One of the most recurring debates in nutrition is whether butter is better than margarine. This is an issue on which even the professionals seem to disagree on. Perhaps due to a lack of update on changes in margarine production and evidence on the health effects of butter the debate is still on-going.
This article compares both products, and highlights what is known today about the effects of consuming margarine or butter to our health.
What is butter?
Butter is a food that is made from the fat in milk.
It is mainly used as a fat for frying, as a spread or as a component of various foods such as sauces, cookies or sweet products.
Because it comes from milk, butter is mostly made up of saturated fat.
What is margarine?
Margarine is a processed food made from vegetable oils. It has a taste and appearance similar to butter. However, its fat content is different.
Margarines are made through a process called hydrogenation. This brings the margarine to a solid state and a creamy texture.
For decades, hydrogenation increased not only the saturated fat content, but also added trans fat. A type of fat that is not so health friendly.
A more recent process called interesterification achieves similar results without forming trans fats.
Therefore modern margarines are made up of a mixture of fats – saturated, polyunsaturated and monounsaturated.
Why so much confusion?
When consuming high levels of saturated fat was associated with an increased risk of heart disease, butter fell into the unhealthy category.
So some nutritionists and doctors recommended consuming margarine.
Many people accepted the disappearance of butter in stride, dismissing the loss of its tasty flavor but accepting that its effect on the heart could be too high of a price.
The problem: the old-fashioned margarines had high levels of trans fat that did a double whammy for heart disease. Many people felt betrayed or cheated.
The truth is, there was never good evidence that using margarine instead of butter reduced the chances of having a heart attack or developing heart disease.
Making the switch was a well-intentioned assumption, given that margarine had less saturated fat than butter, but it overlooked the dangers of trans fat.
Margarine vs Butter – Which is Healthier?
Today, the dilemma between butter versus margarine has been simplified.
From a heart disease point of view, butter remains on the list of foods to use in moderation, mainly because it is high in saturated fat. Margarines, however, depend on their manufacturing process.
Some of the newer margarines are low in saturated fat, high in unsaturated fat, and free of trans fat. Some producers even add healthy fats like Omega-3.

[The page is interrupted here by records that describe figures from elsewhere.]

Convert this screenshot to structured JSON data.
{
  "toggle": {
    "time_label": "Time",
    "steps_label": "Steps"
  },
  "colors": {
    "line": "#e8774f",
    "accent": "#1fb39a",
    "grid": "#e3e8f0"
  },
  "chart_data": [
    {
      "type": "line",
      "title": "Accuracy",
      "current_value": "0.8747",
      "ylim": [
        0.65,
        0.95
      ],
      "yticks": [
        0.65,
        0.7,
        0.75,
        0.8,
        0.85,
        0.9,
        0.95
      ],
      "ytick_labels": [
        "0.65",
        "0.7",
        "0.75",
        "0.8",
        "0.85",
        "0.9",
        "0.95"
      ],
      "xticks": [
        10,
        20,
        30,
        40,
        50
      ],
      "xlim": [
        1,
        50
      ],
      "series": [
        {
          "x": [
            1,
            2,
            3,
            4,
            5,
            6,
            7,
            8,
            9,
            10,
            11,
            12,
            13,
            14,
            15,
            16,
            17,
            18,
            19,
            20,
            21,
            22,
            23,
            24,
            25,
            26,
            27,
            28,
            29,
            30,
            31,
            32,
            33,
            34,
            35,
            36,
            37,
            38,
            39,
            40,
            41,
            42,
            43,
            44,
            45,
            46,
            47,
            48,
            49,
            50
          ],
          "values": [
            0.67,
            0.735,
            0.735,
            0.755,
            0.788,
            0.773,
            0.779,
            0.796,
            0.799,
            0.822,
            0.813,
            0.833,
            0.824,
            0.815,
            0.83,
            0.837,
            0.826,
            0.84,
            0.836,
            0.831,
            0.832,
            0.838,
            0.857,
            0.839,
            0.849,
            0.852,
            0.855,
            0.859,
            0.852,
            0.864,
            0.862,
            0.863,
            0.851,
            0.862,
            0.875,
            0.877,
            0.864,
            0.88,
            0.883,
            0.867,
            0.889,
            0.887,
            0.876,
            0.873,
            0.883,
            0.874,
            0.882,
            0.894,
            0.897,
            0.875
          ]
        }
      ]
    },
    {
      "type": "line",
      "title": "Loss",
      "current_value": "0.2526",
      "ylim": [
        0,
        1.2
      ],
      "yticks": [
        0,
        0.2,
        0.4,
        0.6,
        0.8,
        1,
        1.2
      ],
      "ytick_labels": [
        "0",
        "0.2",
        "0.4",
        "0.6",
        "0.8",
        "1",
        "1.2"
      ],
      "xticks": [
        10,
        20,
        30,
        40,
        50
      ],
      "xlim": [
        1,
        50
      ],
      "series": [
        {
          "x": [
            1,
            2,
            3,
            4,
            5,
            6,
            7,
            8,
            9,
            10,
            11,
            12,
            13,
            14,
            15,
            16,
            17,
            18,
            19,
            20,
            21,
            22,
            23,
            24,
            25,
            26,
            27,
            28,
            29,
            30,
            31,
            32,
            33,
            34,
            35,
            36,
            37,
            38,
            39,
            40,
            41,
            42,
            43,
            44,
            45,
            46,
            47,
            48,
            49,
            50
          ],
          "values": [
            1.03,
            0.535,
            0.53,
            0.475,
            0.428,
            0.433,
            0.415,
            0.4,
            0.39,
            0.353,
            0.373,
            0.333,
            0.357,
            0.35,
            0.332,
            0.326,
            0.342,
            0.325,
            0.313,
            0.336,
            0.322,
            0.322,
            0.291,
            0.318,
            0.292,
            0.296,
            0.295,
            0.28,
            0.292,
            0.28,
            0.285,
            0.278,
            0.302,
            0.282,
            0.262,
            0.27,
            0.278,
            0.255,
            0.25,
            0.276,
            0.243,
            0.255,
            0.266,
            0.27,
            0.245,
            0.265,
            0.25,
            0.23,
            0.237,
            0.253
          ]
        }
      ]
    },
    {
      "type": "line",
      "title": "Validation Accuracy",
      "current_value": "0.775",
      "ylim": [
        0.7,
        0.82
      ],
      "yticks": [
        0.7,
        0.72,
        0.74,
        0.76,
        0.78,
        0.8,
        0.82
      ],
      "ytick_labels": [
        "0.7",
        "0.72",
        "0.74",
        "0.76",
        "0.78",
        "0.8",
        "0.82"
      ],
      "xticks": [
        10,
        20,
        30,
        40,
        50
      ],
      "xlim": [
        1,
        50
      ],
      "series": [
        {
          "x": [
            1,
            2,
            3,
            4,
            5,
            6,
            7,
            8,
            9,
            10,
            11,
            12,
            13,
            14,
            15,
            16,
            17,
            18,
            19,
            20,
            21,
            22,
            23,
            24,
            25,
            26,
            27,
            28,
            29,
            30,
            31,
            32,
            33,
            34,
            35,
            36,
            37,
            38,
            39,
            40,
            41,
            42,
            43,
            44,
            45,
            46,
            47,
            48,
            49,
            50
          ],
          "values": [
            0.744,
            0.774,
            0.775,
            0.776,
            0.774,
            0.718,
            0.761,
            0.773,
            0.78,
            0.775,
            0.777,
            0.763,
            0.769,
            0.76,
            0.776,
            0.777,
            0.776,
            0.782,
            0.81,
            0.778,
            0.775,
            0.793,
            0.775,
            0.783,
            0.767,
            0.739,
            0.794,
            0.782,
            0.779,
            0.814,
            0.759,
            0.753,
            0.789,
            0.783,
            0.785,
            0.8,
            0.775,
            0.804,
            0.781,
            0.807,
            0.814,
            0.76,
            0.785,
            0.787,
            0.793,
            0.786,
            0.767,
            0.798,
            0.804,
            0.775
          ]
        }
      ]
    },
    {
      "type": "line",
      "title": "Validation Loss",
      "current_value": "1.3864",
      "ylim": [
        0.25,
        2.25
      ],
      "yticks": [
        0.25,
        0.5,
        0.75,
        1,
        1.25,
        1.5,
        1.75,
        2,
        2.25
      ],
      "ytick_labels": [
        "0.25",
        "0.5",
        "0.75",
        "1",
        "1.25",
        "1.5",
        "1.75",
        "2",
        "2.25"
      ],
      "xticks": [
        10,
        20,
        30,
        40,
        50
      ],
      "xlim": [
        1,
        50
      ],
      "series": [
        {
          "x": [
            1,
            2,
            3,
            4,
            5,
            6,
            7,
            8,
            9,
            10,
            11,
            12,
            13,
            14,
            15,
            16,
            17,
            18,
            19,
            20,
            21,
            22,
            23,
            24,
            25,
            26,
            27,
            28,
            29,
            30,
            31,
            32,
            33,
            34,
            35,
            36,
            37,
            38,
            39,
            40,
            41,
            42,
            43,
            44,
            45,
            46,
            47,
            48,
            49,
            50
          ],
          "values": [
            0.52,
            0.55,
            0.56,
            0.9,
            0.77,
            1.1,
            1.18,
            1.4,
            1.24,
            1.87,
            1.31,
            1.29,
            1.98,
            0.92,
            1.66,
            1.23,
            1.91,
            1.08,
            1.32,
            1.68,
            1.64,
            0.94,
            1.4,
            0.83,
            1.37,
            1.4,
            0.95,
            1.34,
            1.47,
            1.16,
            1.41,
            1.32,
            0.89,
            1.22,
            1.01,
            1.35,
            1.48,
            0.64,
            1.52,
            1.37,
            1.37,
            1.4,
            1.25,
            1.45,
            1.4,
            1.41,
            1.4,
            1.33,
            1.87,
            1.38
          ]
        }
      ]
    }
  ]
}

These types of margarines are best as long as you don’t use them too much (they are still high in calories).
In addition, margarine has another advantage – it is suitable for vegans.
If you prefer margarine to butter, try selecting varieties without trans fat. If it says “hydrogenated” anywhere on the package or ingredient list, AVOID IT.
Remember that when it comes to fatty foods the goal should always be to limit your intake of saturated fat and avoid trans fat altogether.
If you have an intolerance problem (gluten, lactose, etc.) make sure to buy suitable margarines for you. If you have hypertension, choose unsalted margarine options.
Healthier alternatives to margarine and butter
The healthiest alternatives to butter or margarine are unprocessed vegetable oils.
Olive oil, canola, coconut oil, and other products that contain monounsaturated and polyunsaturated fats are better for your health.
These types of fats are healthier and are associated with better levels of triglycerides, higher values of good cholesterol and lower levels of bad cholesterol.
The next time you decide to snack or make a sauce at home, consider making it based on olive oil rather than topping it in butter.
Butter and margarine look similar and are used for the same purpose in cooking.
However, their nutritional profiles differ – butter is high in saturated fat, margarine is high in unsaturated fat, and depending on how it is made, it may have trans fat.
The health effects of saturated fat are highly controversial, although most dietary recommendations suggest limiting it to 10% of total calories in the diet. (4)
Regarding trans fats, which can be found in some margarines, it is certain that they increase the risk of chronic heart disease.
If you prefer margarine over butter, be sure to choose non-trans fat brands. These could be considered even healthier than butter.
Whatever you choose, consume these products in moderation. Or better yet, use healthy oils, like olive oil.